I could be induced to try a little scrambled egg (if very dry) or a hard-boiled egg (if very cold, and with its shell dyed in the gaudiest Easter-egg colors that modern chemistry could provide), but the very idea of slurping down runny yolks—reeking sulfuriously in their fluorescent yellow nastiness—was the stuff of nightmares.
Just sitting at the breakfast table when my father cut into his sunnyside-ups was an unbearable ordeal. I could turn away, of course, but that eggy smell soon overcame my pitiful attempts at table manners—and there was no way to hide the kicking-in of the gag reflex. I was certain that there was nothing worse that could happen at breakfast.
I was wrong.
One morning, I woke to find that my grandfather had spent the night at our house.
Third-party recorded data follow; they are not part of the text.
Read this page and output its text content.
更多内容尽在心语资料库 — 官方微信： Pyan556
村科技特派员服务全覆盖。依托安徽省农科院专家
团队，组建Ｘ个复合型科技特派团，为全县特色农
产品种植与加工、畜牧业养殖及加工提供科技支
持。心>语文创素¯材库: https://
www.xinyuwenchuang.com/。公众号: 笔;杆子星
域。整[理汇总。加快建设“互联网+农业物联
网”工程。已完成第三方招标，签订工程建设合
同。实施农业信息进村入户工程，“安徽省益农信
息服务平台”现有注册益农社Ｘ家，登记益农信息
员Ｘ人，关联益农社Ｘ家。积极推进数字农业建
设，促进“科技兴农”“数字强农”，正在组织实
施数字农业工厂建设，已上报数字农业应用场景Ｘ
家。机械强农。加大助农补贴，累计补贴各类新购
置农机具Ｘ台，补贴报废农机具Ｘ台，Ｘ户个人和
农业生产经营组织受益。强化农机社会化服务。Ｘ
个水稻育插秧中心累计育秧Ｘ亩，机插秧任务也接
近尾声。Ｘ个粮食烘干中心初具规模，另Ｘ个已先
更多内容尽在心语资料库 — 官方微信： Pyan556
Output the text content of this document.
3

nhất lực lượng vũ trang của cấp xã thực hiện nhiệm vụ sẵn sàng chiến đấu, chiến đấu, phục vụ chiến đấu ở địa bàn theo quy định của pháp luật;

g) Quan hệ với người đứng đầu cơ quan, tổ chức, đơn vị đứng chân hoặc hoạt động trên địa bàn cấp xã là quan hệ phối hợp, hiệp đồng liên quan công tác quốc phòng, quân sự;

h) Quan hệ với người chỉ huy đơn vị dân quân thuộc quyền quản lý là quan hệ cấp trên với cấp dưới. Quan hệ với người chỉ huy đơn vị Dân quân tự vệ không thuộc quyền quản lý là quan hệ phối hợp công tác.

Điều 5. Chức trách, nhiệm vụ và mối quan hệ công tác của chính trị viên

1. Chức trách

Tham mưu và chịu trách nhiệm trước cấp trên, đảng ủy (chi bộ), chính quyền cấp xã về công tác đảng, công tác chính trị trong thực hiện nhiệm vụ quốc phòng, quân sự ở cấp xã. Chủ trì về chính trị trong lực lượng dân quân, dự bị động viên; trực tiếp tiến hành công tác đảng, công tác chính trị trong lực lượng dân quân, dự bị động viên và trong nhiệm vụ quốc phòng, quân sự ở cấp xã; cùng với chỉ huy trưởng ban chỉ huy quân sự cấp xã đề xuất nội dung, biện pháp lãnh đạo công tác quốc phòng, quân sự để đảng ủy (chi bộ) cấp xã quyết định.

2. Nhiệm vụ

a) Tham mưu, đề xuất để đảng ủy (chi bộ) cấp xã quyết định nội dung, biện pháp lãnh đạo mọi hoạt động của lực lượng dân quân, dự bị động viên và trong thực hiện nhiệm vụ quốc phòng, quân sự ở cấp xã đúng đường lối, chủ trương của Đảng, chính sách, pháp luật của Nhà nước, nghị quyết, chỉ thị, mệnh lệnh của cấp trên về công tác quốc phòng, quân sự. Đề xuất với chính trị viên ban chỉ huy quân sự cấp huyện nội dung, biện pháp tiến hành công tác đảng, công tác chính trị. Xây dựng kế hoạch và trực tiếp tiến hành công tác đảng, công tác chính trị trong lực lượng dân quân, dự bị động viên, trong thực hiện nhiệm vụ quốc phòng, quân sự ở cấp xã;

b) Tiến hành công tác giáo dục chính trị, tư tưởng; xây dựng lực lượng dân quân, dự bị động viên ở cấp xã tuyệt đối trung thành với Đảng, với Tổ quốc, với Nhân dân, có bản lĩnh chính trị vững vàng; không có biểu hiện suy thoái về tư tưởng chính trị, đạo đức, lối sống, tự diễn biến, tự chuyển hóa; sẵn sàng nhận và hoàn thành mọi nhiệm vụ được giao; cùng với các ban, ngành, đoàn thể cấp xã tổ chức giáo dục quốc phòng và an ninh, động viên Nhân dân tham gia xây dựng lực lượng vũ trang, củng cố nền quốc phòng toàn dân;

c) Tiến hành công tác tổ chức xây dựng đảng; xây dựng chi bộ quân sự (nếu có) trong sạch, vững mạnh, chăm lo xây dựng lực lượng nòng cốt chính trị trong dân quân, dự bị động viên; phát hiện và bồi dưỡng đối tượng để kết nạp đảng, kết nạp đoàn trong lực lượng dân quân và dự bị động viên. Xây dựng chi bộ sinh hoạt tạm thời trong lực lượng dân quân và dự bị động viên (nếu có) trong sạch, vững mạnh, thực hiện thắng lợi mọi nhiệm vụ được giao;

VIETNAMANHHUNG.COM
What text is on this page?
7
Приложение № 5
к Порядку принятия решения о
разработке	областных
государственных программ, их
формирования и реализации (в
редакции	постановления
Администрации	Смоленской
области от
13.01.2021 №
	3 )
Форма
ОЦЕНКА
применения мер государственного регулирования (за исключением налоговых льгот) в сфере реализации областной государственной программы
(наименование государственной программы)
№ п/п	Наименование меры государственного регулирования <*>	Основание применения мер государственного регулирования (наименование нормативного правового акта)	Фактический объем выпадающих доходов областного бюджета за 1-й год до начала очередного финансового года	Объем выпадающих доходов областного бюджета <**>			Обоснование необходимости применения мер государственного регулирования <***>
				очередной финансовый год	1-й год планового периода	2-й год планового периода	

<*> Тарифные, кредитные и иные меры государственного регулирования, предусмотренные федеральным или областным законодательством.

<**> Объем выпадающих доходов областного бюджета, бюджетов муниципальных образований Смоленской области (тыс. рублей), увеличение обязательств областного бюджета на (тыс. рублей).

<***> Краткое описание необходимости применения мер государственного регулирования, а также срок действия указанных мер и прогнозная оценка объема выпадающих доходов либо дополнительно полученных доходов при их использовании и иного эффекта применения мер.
He was a silent gray figure, as grizzled and uncuddly as the generations of taciturn Danes who preceded him. He sat—hunched slightly forward—at the breakfast table, looking down at his glass of milk. He remained silent as I sat across from him. He lifted the glass, and slowly—in one long draft—drank the whole thing. It was only at the end, when the cloudy glass was nearly empty, that I saw it.
A raw egg had been lying, hidden like some foul serpent, at the bottom of his glass. Slowly, oh how horribly slowly, the slimy thing slid down the milky film and into his mouth.
Some sixty years later, I have become as gray and grizzled and uncuddly as my grandfather was then—but no power on earth could make me swallow one of those milky raw eggs.



2 Comments:

Blogger Mikki said...

Gary, I'm not a big fan of eggs and it is a tribute to your prose that I felt nauseous by the last paragraph.

March 31, 2013 at 9:37 PM  
Blogger Gary Allen said...

Thanks, Mikki... there's not much more that a food writer could ask than the opportunity to nauseate his readers!